Cilea
Adriana Lecouvreur – Opera in four Acts to a libretto by Arturo Colautti after Eugène Scribe & Ernest Legouvé’s play Adrienne Lecouvreur [sung in Italian with English surtitles]
Adriana – Cheryl Barker
Maurizio – Peter Auty
Princess de Bouillon – Tiziana Carraro
Prince de Bouillon – Simon Wilding
Michonnet – Richard Burkhard
Abbe de Chazeuil – Robert Burt
Quinault – Ian Beadle
Poisson – Peter Davoren
Mlle Jouvenot – Maud Miller
Mlle Dangeville – Chloe Hinton
Opera Holland Park Chorus
City of London Sinfonia
Manlio Benzi
Martin Lloyd-Evans – Director
Jamie Vartan – Set Designer
Colin Grenfell – Lighting Designer
Reviewed by: Richard Whitehouse
Reviewed: 24 July, 2014
Venue: Opera Holland Park, Kensington, London
Opera Holland Park has often been at its best when staging works that tend to be judged as vehicles for star singers rather than on their intrinsic merits as music. One such is Adriana Lecouvreur, the only opera by Francesco Cilea to have held its place in the wider repertoire, and whose previous staging by OHP on its centenary 12 years ago certainly demanded some reappraisal of its qualities. Such a process continued with this new production that radically updated the setting of the opera while remaining faithful to its dramatic spirit.

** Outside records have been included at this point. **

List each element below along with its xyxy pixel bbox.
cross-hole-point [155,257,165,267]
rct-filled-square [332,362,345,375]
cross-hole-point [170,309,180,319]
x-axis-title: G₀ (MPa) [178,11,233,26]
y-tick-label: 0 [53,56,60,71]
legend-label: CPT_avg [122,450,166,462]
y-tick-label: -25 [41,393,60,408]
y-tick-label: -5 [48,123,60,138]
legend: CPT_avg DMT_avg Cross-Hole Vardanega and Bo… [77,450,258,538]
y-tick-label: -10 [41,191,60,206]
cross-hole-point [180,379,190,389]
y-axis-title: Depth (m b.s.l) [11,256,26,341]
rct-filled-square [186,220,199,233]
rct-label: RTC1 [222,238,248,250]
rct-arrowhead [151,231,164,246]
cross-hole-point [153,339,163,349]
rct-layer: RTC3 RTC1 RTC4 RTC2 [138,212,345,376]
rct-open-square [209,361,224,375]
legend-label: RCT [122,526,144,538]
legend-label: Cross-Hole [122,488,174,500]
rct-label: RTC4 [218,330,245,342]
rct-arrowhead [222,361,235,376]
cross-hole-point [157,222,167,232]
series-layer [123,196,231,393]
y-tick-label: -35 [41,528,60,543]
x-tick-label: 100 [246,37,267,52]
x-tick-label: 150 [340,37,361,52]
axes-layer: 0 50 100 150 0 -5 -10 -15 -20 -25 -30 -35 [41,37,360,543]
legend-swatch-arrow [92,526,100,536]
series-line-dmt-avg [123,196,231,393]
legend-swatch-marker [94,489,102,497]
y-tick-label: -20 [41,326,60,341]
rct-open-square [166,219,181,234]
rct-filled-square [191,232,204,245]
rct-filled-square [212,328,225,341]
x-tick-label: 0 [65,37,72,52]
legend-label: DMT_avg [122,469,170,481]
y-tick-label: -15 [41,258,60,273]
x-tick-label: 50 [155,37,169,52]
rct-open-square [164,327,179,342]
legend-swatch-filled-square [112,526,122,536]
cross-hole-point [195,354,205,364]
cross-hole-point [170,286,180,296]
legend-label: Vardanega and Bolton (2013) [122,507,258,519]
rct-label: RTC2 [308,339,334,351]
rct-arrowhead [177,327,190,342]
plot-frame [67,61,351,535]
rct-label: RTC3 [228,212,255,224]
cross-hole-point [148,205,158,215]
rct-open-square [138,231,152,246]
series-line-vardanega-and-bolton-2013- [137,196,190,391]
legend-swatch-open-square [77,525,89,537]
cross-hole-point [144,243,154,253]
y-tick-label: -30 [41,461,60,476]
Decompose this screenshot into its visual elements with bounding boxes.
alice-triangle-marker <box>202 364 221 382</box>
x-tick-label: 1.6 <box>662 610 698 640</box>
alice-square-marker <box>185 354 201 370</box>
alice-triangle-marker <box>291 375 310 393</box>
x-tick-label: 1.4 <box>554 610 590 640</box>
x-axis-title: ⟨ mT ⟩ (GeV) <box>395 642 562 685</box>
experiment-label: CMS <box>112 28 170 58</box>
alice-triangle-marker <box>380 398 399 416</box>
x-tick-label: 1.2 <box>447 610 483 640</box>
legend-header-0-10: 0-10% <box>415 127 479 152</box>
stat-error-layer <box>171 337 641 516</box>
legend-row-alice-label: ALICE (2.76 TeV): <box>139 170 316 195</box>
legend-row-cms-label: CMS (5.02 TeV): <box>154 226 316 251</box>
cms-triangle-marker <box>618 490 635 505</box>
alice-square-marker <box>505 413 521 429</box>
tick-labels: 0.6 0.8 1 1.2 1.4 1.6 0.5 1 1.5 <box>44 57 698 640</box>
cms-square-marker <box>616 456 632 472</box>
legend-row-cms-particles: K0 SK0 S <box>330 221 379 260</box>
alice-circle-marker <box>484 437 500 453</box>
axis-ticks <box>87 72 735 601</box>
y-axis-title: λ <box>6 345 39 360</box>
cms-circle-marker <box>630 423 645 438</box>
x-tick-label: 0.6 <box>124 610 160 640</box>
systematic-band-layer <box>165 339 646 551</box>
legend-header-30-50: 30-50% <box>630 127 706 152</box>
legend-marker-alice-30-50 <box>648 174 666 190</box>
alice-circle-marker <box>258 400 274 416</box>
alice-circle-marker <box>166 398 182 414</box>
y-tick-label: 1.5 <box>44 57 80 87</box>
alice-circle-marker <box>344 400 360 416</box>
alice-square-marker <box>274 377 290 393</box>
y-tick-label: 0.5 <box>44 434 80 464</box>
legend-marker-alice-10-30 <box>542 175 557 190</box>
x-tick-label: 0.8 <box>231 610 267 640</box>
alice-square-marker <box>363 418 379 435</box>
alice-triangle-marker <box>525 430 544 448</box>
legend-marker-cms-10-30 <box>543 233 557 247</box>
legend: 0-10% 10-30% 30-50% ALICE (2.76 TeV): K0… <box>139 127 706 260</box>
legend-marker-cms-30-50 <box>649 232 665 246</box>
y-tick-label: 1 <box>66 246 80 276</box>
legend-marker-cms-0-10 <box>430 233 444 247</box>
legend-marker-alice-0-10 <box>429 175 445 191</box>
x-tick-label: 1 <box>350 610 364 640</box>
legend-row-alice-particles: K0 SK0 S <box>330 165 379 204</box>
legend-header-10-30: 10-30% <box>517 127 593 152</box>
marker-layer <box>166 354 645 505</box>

Some two centuries, in fact, as Martin Lloyd-Evans took the opera out of 1730, with its decadent interaction of French royalty and theatricals, and placed it squarely within an interwar Europe beset by the rise of fascism. As with Tosca (which Adriana resembles in many particulars), time and place are less crucial than the creating of an environment comparable to the heady personal confrontations being played out. In this respect, the production serves the opera handsomely – for all that the surtitles (typically placed too high at stage-left and -right) overly played down the dramatic context, leading to evident confusion from not a few in the audience. Conversely, Jamie Vartan’s designs are as practical as they are evocative, while Colin Grenfell’s lighting agilely delineates specific characters within the general setting. The orchestral interlude just before the climactic scene of Act Two – with the varying reactions of the main protagonists set apart from the suddenly faceless ensemble – is theatrical ‘interpretation’ of a most acute as well as immediate kind.
More than a ‘star vehicle’ it may be, Adriana still stands or falls by the excellence of those main protagonists, and here there were no real failings. Cheryl Barker encompassed both the passion and the poignancy of the title-role, whether in the pathos of her famous Act One aria – its sentiments as to art reflecting life enacted in various ways over the course of the opera – her dramatic recitation turning to song in Act Two, or the unexpected nobility she brought to one of the more unlikely ‘mad scenes’ in Act Three all making for an assumption as made the character both sympathetic and believable. As her rival Princess de Bouillon, Tiziana Carraro was occasionally a little strained in the higher tessitura, though her formidable portrayal of a woman spurned was as tangible as it was absolute. Simon Wilding proved highly adept as her world-weary husband: an admirable foil, moreover, to Peter Auty’s Maurizio with its pivoting between elation and despair as viscerally conveyed by his acting as by his vocal presence. Robert Burt was the cynical and scheming Abbé de Chazeuil, while Richard Burkhard periodically stole the show as Michonnet – the stage-manager whose unrequited love for Adriana is a unifying thread, musically and dramatically, throughout. The several minor roles were well taken, adding much to the whole.
There were committed contributions from the OHP Chorus and City of London Sinfonia. The former clearly relished the limelight in what, away from the main set-pieces, is an ensemble opera to a surprising and effective degree, while the latter responded ably to Manlio Benzi’s direction in denoting the score’s suavity and sensuousness. Adriana Lecouvreur is an opera awash with instances of subtle and appealing orchestration, for which it has received rather less than its due but which aspect is a further success of this admirable staging.